The tool only needs a city name. The handler resolves coordinates internally using Open-Meteo's free geocoding API, so callers — including LLM agents — just say "Amsterdam" and the tool handles the rest.

  • Node.js: inputSchema declares city as a string with z.string(). The handler receives { city } already validated.
  • .NET: the parameter string city is the schema. The HttpClient http parameter is supplied by the SDK from the DI container — any non-[Description] parameter is resolved as a service.

Section 2 - The handler: calling the external API

javascript
async ({ city }) => {
  // Step 1: resolve city name to coordinates using Open-Meteo's free geocoding API
  const geoUrl = `https://geocoding-api.open-meteo.com/v1/search?name=${encodeURIComponent(city)}&count=1`;
  const geoRes = await fetch(geoUrl);
  const geoData = await geoRes.json();
  if (!geoData.results?.length) {
    return { content: [{ type: "text", text: `City not found: ${city}` }] };
  }
  const { latitude, longitude } = geoData.results[0];

  // Step 2: fetch current weather for those coordinates
  const url =
    `https://api.open-meteo.com/v1/forecast` +
    `?latitude=${latitude}&longitude=${longitude}&current_weather=true`;

  const response = await fetch(url);
  const data = await response.json();

  const temp = data.current_weather.temperature;
  const wind = data.current_weather.windspeed;

  return {
    content: [
      {
        type: "text",
        text: `Weather in ${city}: ${temp}°C, wind ${wind} km/h`,
      },
    ],
  };
},
csharp
public static async Task<string> GetWeather(
    HttpClient http,
    [Description("Name of the city")] string city)
{
    // Step 1: resolve city name to coordinates using Open-Meteo's free geocoding API
    var geoData = await http.GetFromJsonAsync<JsonElement>(
        $"https://geocoding-api.open-meteo.com/v1/search?name={Uri.EscapeDataString(city)}&count=1");

    if (!geoData.TryGetProperty("results", out var results) || results.GetArrayLength() == 0)
        return $"City not found: {city}";

    var lat = results[0].GetProperty("latitude").GetDouble();
    var lon = results[0].GetProperty("longitude").GetDouble();

    // Step 2: fetch current weather for those coordinates
    var data = await http.GetFromJsonAsync<JsonElement>(
        $"https://api.open-meteo.com/v1/forecast?latitude={lat}&longitude={lon}&current_weather=true");

    var current = data.GetProperty("current_weather");
    var temp = current.GetProperty("temperature").GetDouble();
    var wind = current.GetProperty("windspeed").GetDouble();

    return $"Weather in {city}: {temp}°C, wind {wind} km/h";
}

Node.js

  • fetch is the built-in global from Node 18+, no import needed.
  • geoData.results?.length handles the "city not found" case with a friendly response instead of an exception.
  • The handler returns a content array — the same shape every MCP tool returns.

.NET

  • System.Net.Http.Json (add using System.Net.Http.Json; at the top of the file) provides GetFromJsonAsync<JsonElement>, which fetches and parses JSON in one call.
  • JsonElement gives dynamic access without defining DTOs for either Open-Meteo response.
  • Returning a plain string is shorthand — the SDK wraps it into the standard content: [{ type: "text", text: ... }] payload for you.

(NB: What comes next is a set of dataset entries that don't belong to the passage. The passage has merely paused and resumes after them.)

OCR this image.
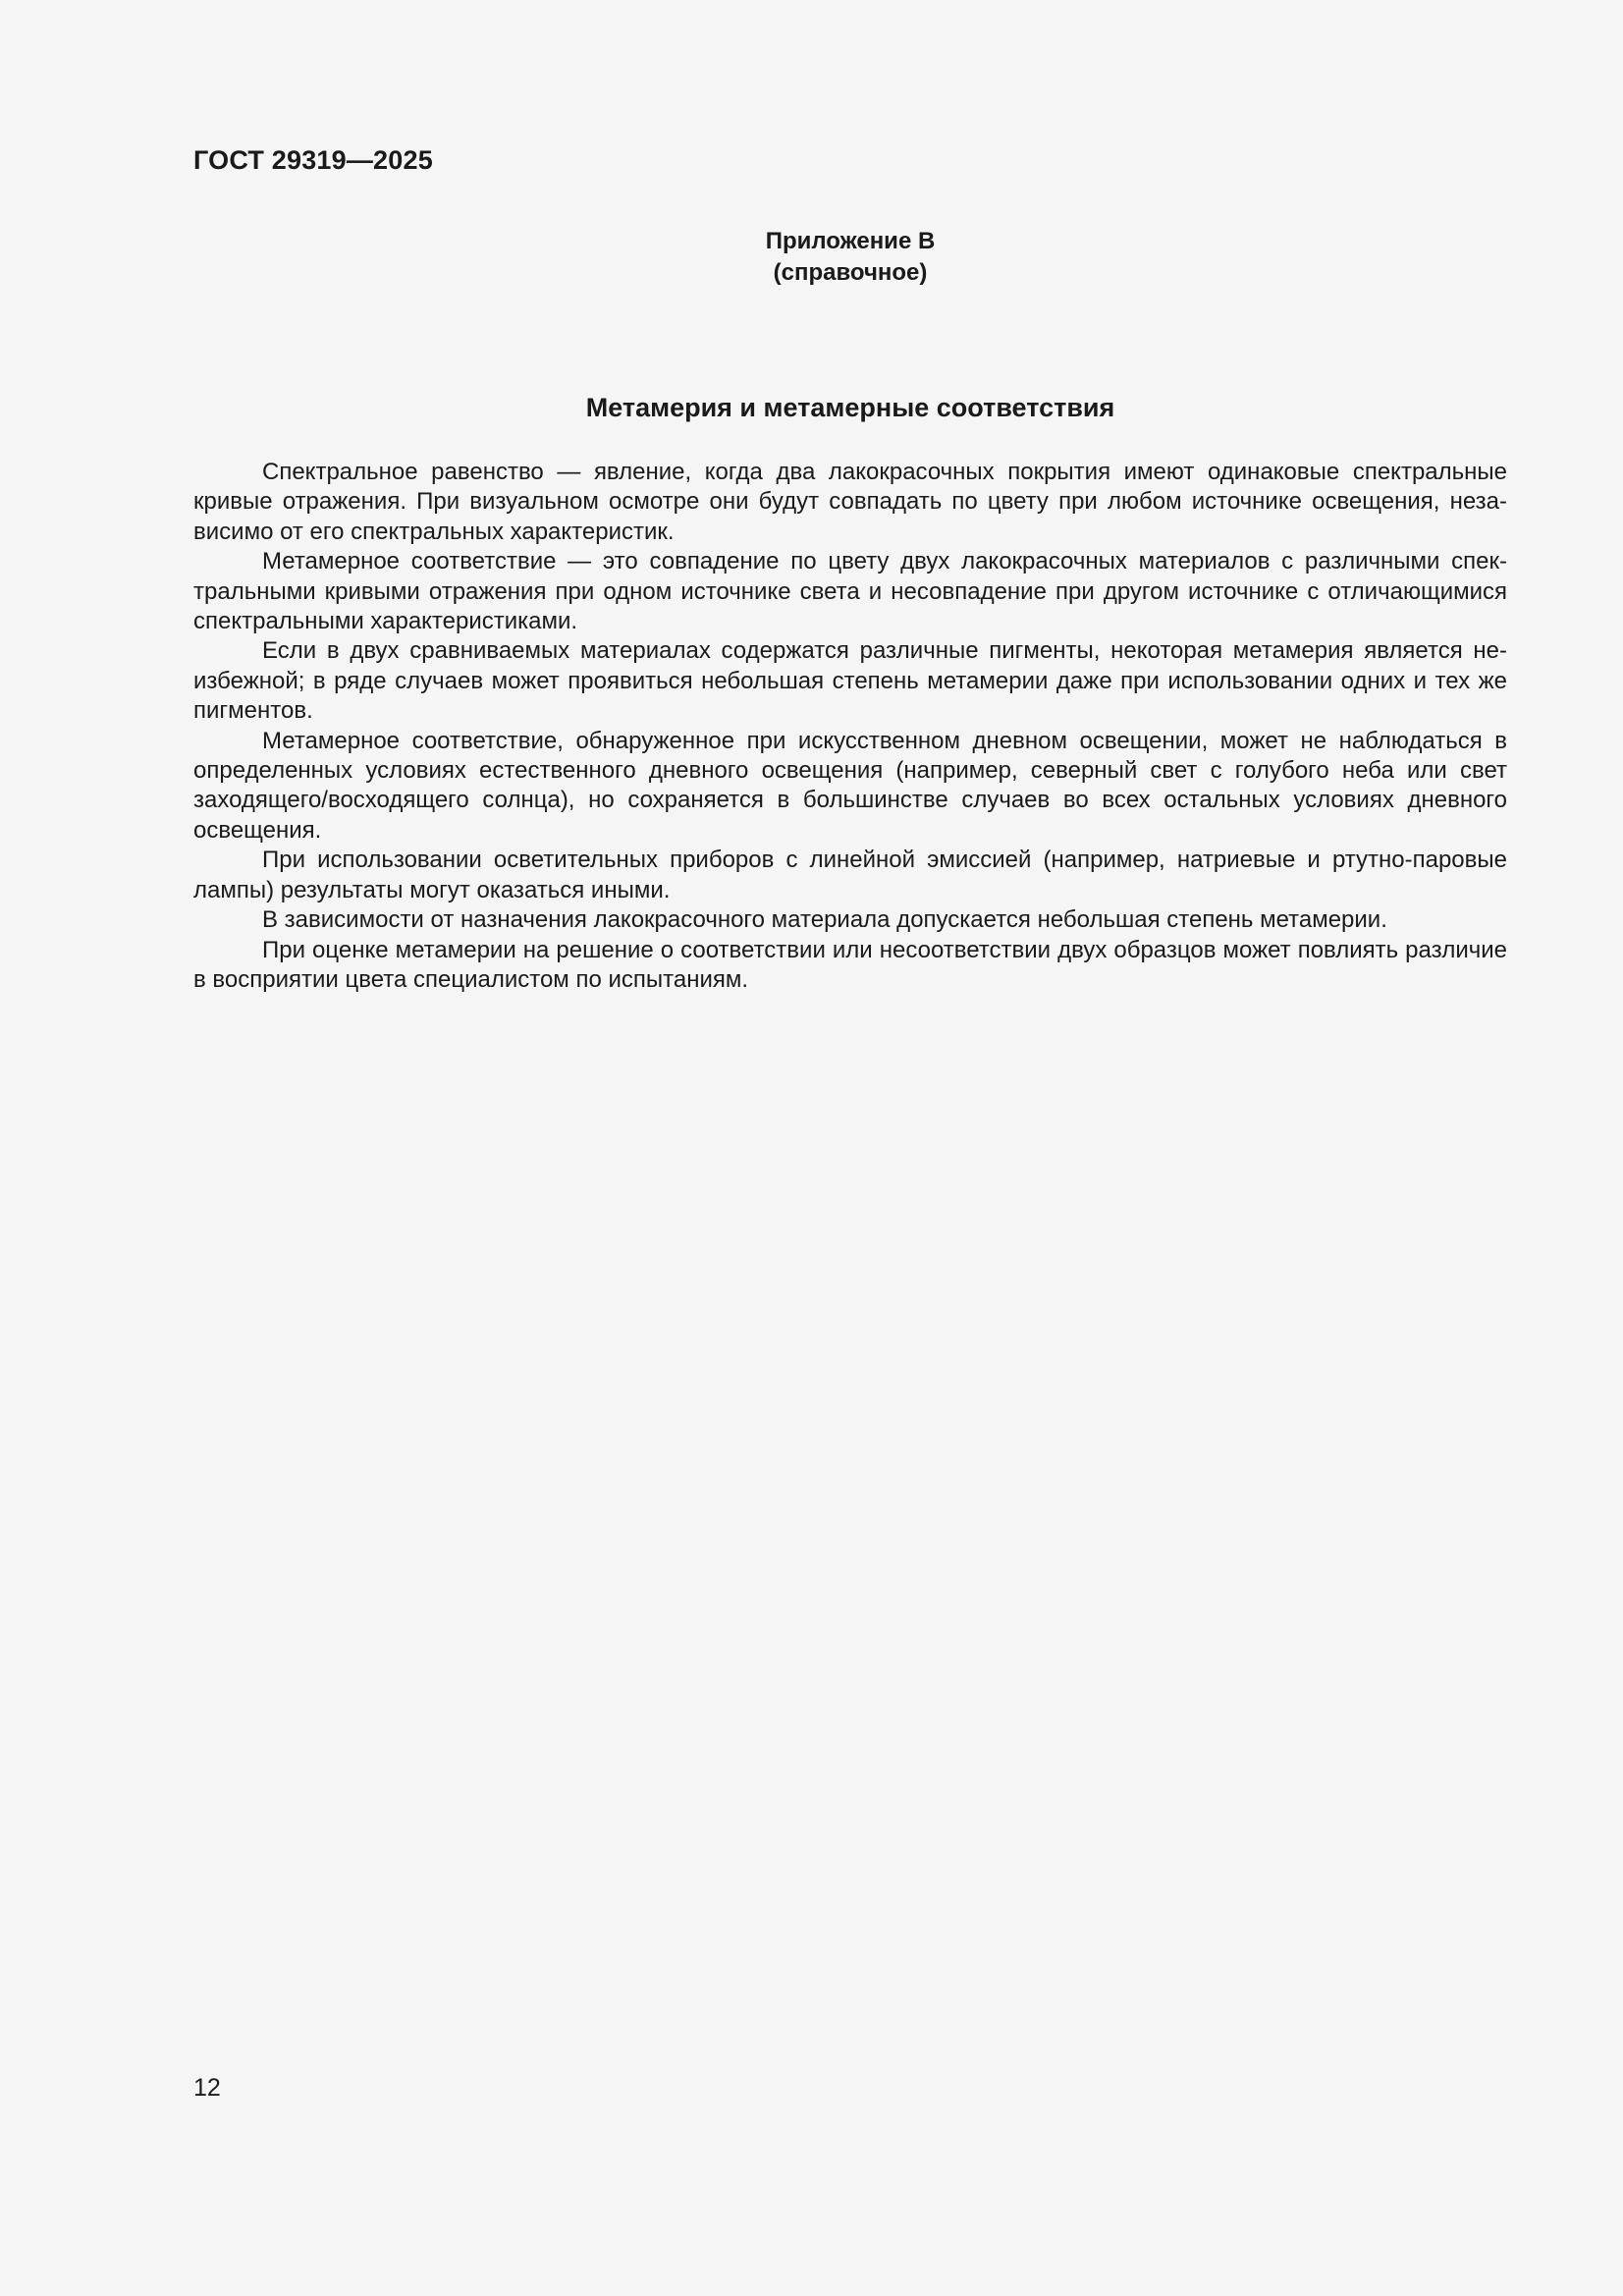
ГОСТ 29319—2025
Приложение В
(справочное)
Метамерия и метамерные соответствия

Спектральное равенство — явление, когда два лакокрасочных покрытия имеют одинаковые спектральные кривые отражения. При визуальном осмотре они будут совпадать по цвету при любом источнике освещения, независимо от его спектральных характеристик.

Метамерное соответствие — это совпадение по цвету двух лакокрасочных материалов с различными спектральными кривыми отражения при одном источнике света и несовпадение при другом источнике с отличающимися спектральными характеристиками.

Если в двух сравниваемых материалах содержатся различные пигменты, некоторая метамерия является неизбежной; в ряде случаев может проявиться небольшая степень метамерии даже при использовании одних и тех же пигментов.

Метамерное соответствие, обнаруженное при искусственном дневном освещении, может не наблюдаться в определенных условиях естественного дневного освещения (например, северный свет с голубого неба или свет заходящего/восходящего солнца), но сохраняется в большинстве случаев во всех остальных условиях дневного освещения.

При использовании осветительных приборов с линейной эмиссией (например, натриевые и ртутно-паровые лампы) результаты могут оказаться иными.

В зависимости от назначения лакокрасочного материала допускается небольшая степень метамерии.

При оценке метамерии на решение о соответствии или несоответствии двух образцов может повлиять различие в восприятии цвета специалистом по испытаниям.

12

Two API calls, zero extra packages — both Open-Meteo endpoints are free with no key required. The client sees a normal tool response and has no idea what happened inside.

View complete server.js in Source Code → · View complete Server.cs in Source Code →

Try it in Copilot Chat

Step 1 - Start the server

bash
node server.js
bash
dotnet run

Step 2 - Restart the MCP connection

Open the Command Palette and run MCP: List Servers → Restart.

Step 3 - Ask Copilot

Open Copilot Chat in Agent mode and ask:

What's the weather in Amsterdam?

Copilot calls your get_weather tool and returns the result.